"Moi, je me demande si les gens ne font pas semblant. Peut-être qu'ils sont trop fatigués, et qu'ils n'ont plus ENVIE de bouger ? Ou peut-être qu'ils ont PEUR..."
Quel bonheur de recevoir ce superbe album grâce à la voie des indés de janvier ! Merci à Libfly et Sarbacane... Rebecca Dautremer s'empare du conte de La Belle au Bois Dormant et nous en offre une réécriture très personnelle, aussi étonnante que réjouissante, du début à la fin. L'histoire débute alors que l’enchantement est déjà advenu : le village est endormi et cela dure depuis « un temps fou ». Dans les quelques lignes d'introduction, l'auteure nous invite à suivre deux bonhommes en balade, et ce sont eux, ou plutôt l'un d'entre eux, un vieux monsieur qui, page après page, nous guide à travers ce Bois dormant ; le lecteur peut s'identifier au deuxième personnage, aux airs de prince ou de jeune premier un peu naïf, à qui s'adresse directement l'ancien. Tout juste crayonnés, ils sont représentés page de gauche alors qu'en vis à vis les illustrations pleine page nous font déambuler dans un univers merveilleux ou tout un chacun a succombé à Morphée, surpris en pleine action, ainsi croisons-nous un balayeur, des boxeurs, des musiciens. Le vieux monsieur croit se souvenir qu'ils attendent quelque chose ou quelqu'un pour rompre le sort et c'est là que le Prince, puisque s'en est un, semble lui-même se réveiller, alors qu'il apparaissait un peu amorphe, passif, simple contemplateur, prend les choses en main pour réveiller ce beau monde, lui qui n'a pas dit un mot depuis le début.
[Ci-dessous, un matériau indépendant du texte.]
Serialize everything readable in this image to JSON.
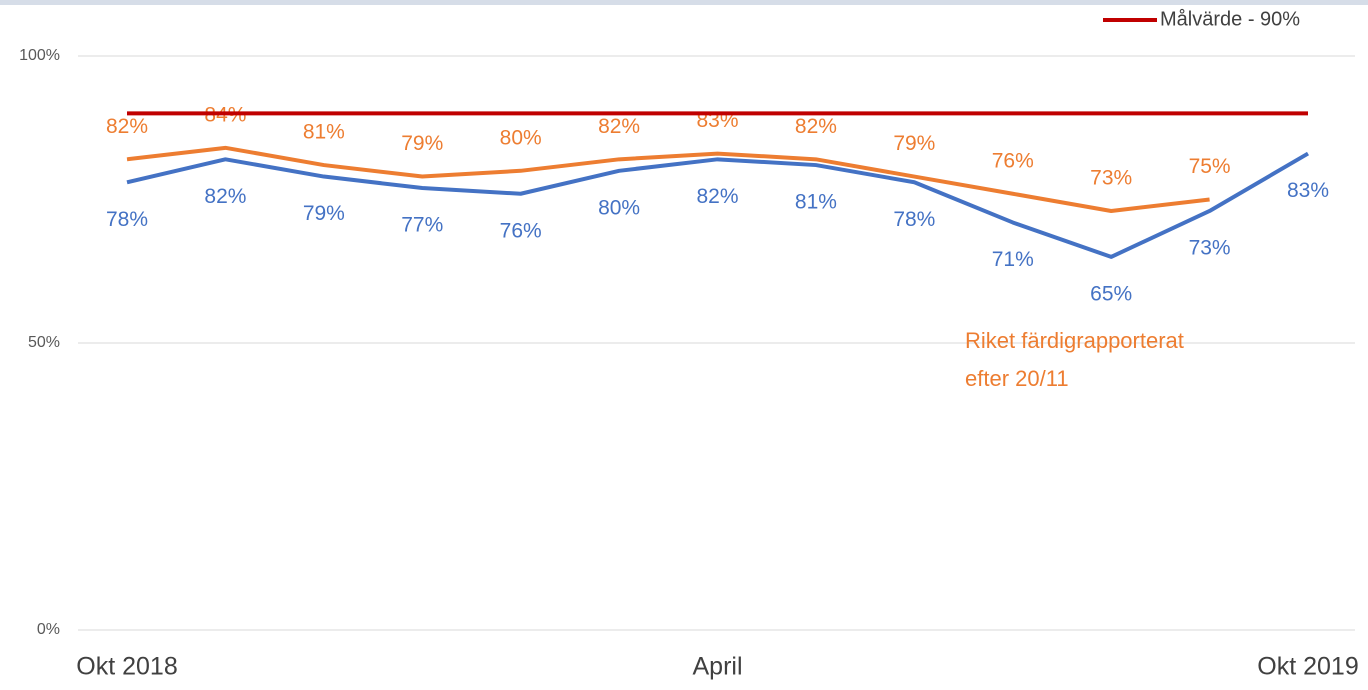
{
  "chart_data": {
    "type": "line",
    "categories": [
      "Okt 2018",
      null,
      null,
      null,
      null,
      null,
      "April",
      null,
      null,
      null,
      null,
      null,
      "Okt 2019"
    ],
    "series": [
      {
        "color": "#4472c4",
        "values": [
          78,
          82,
          79,
          77,
          76,
          80,
          82,
          81,
          78,
          71,
          65,
          73,
          83
        ],
        "value_labels": [
          "78%",
          "82%",
          "79%",
          "77%",
          "76%",
          "80%",
          "82%",
          "81%",
          "78%",
          "71%",
          "65%",
          "73%",
          "83%"
        ],
        "label_side": "below"
      },
      {
        "color": "#ed7d31",
        "values": [
          82,
          84,
          81,
          79,
          80,
          82,
          83,
          82,
          79,
          76,
          73,
          75,
          null
        ],
        "value_labels": [
          "82%",
          "84%",
          "81%",
          "79%",
          "80%",
          "82%",
          "83%",
          "82%",
          "79%",
          "76%",
          "73%",
          "75%",
          null
        ],
        "label_side": "above"
      },
      {
        "name": "Målvärde - 90%",
        "color": "#c00000",
        "values": [
          90,
          90,
          90,
          90,
          90,
          90,
          90,
          90,
          90,
          90,
          90,
          90,
          90
        ]
      }
    ],
    "annotation": [
      "Riket färdigrapporterat",
      "efter 20/11"
    ],
    "ylim": [
      0,
      100
    ],
    "yticks": [
      {
        "value": 0,
        "label": "0%"
      },
      {
        "value": 50,
        "label": "50%"
      },
      {
        "value": 100,
        "label": "100%"
      }
    ],
    "grid": true,
    "legend": "top-right"
  }
}
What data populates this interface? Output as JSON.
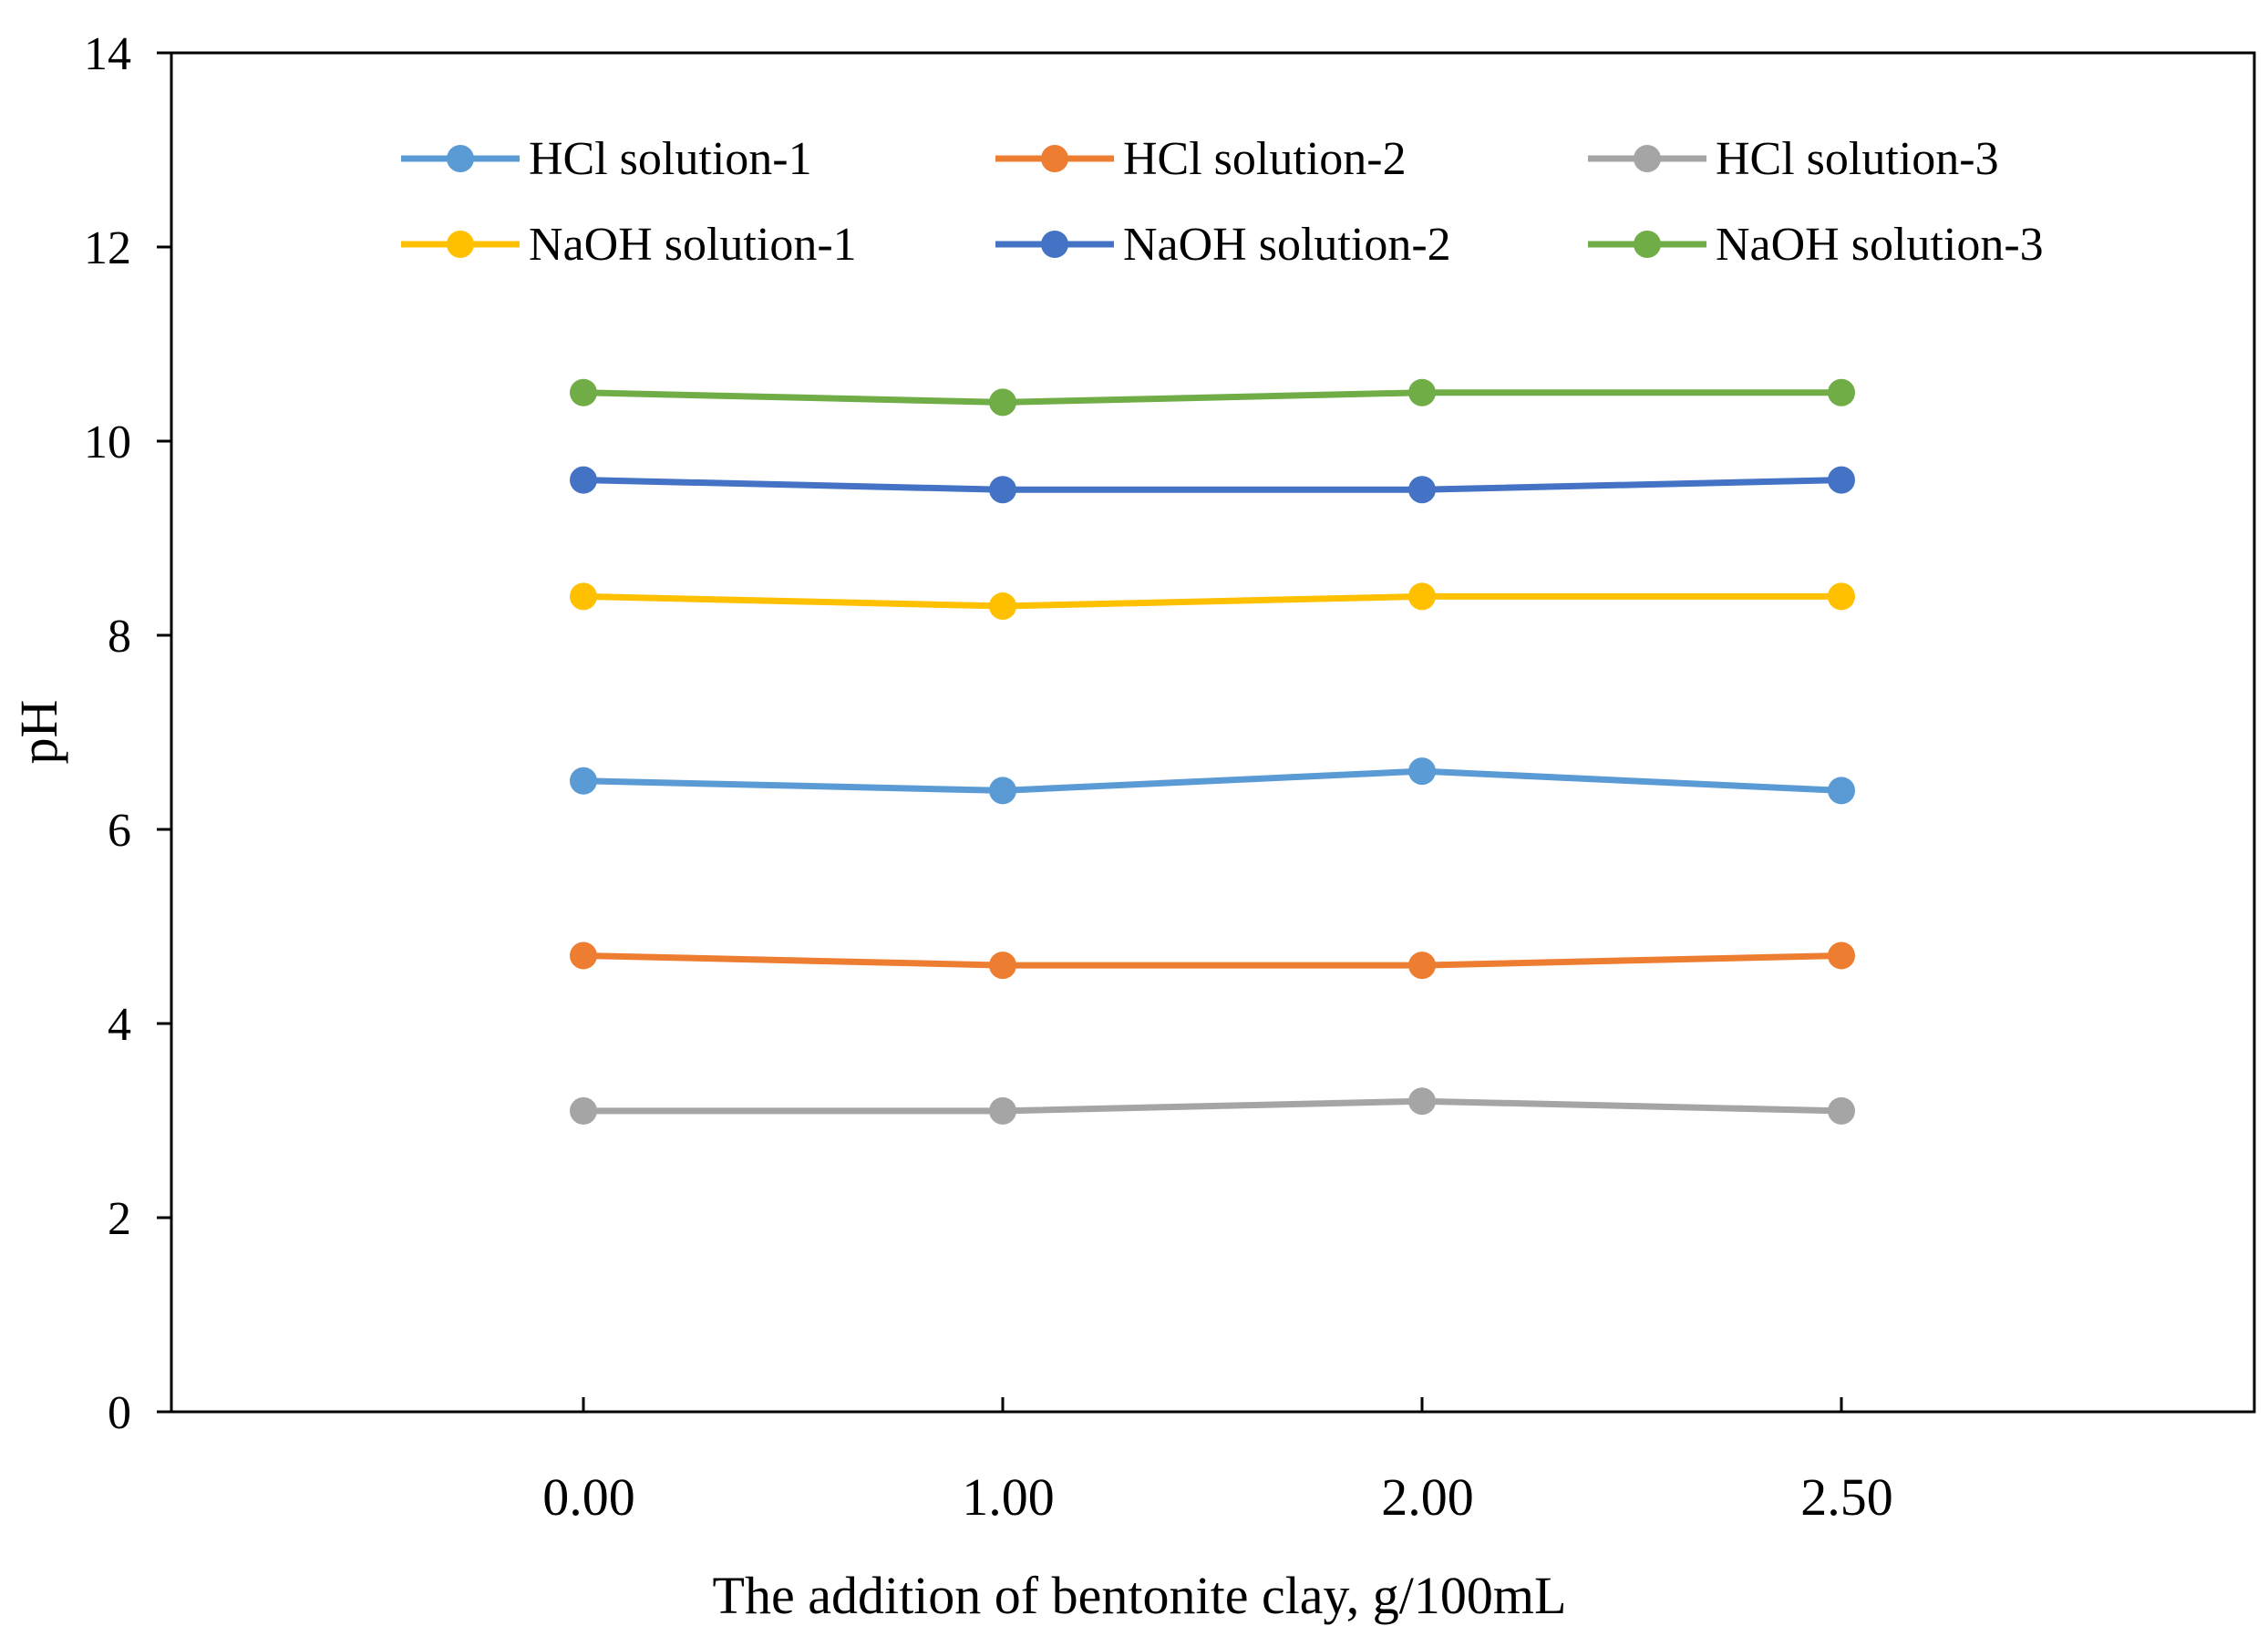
{
  "chart_data": {
    "type": "line",
    "title": "",
    "xlabel": "The addition of bentonite clay, g/100mL",
    "ylabel": "pH",
    "categories": [
      "0.00",
      "1.00",
      "2.00",
      "2.50"
    ],
    "ylim": [
      0,
      14
    ],
    "yticks": [
      "0",
      "2",
      "4",
      "6",
      "8",
      "10",
      "12",
      "14"
    ],
    "grid": false,
    "legend_position": "top",
    "series": [
      {
        "name": "HCl solution-1",
        "color": "#5B9BD5",
        "values": [
          6.5,
          6.4,
          6.6,
          6.4
        ]
      },
      {
        "name": "HCl solution-2",
        "color": "#ED7D31",
        "values": [
          4.7,
          4.6,
          4.6,
          4.7
        ]
      },
      {
        "name": "HCl solution-3",
        "color": "#A5A5A5",
        "values": [
          3.1,
          3.1,
          3.2,
          3.1
        ]
      },
      {
        "name": "NaOH solution-1",
        "color": "#FFC000",
        "values": [
          8.4,
          8.3,
          8.4,
          8.4
        ]
      },
      {
        "name": "NaOH solution-2",
        "color": "#4472C4",
        "values": [
          9.6,
          9.5,
          9.5,
          9.6
        ]
      },
      {
        "name": "NaOH solution-3",
        "color": "#70AD47",
        "values": [
          10.5,
          10.4,
          10.5,
          10.5
        ]
      }
    ]
  }
}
L'album m'a séduite dès le début mais il faut avouer que la fin est une pirouette géniale, l'acte libérateur est seulement suggéré (mais chacun se souvient du conte). On reconnaît bien le style de Rebecca Dautremer, son trait, sa palette de couleurs et pourtant on a l'impression qu'elle se renouvelle sans cesse. Le dessin a lui seul justifie le terme de « coup de cœur» pour cet album audacieux, les personnages ont des airs « d'années folles », ils sont figés dans le sommeil et pourtant, on a parfois l'impression qu'ils dansent comme les deux boxeurs ou le balayeur. Les références au sommeil foisonnent discrètement dans le dessin, on retrouve par exemple une affiche du film « The big sleep », une rue du dortoir ou un parc de la méchante pionce et on se dit que l'auteure a dû prendre beaucoup de plaisir à créer, elle a dû aussi bien s'amuser et elle nous amuse de même. Mais le texte est lui aussi parfaitement réussi, très malicieux, le ton du guide est familier, décalé par rapport au ton habituel des contes, notamment celui des Frères Grimm ! C'est bien simple, chaque page est un poème, c'est à la fois beau, tendre et jubilatoire, à lire et regarder inlassablement.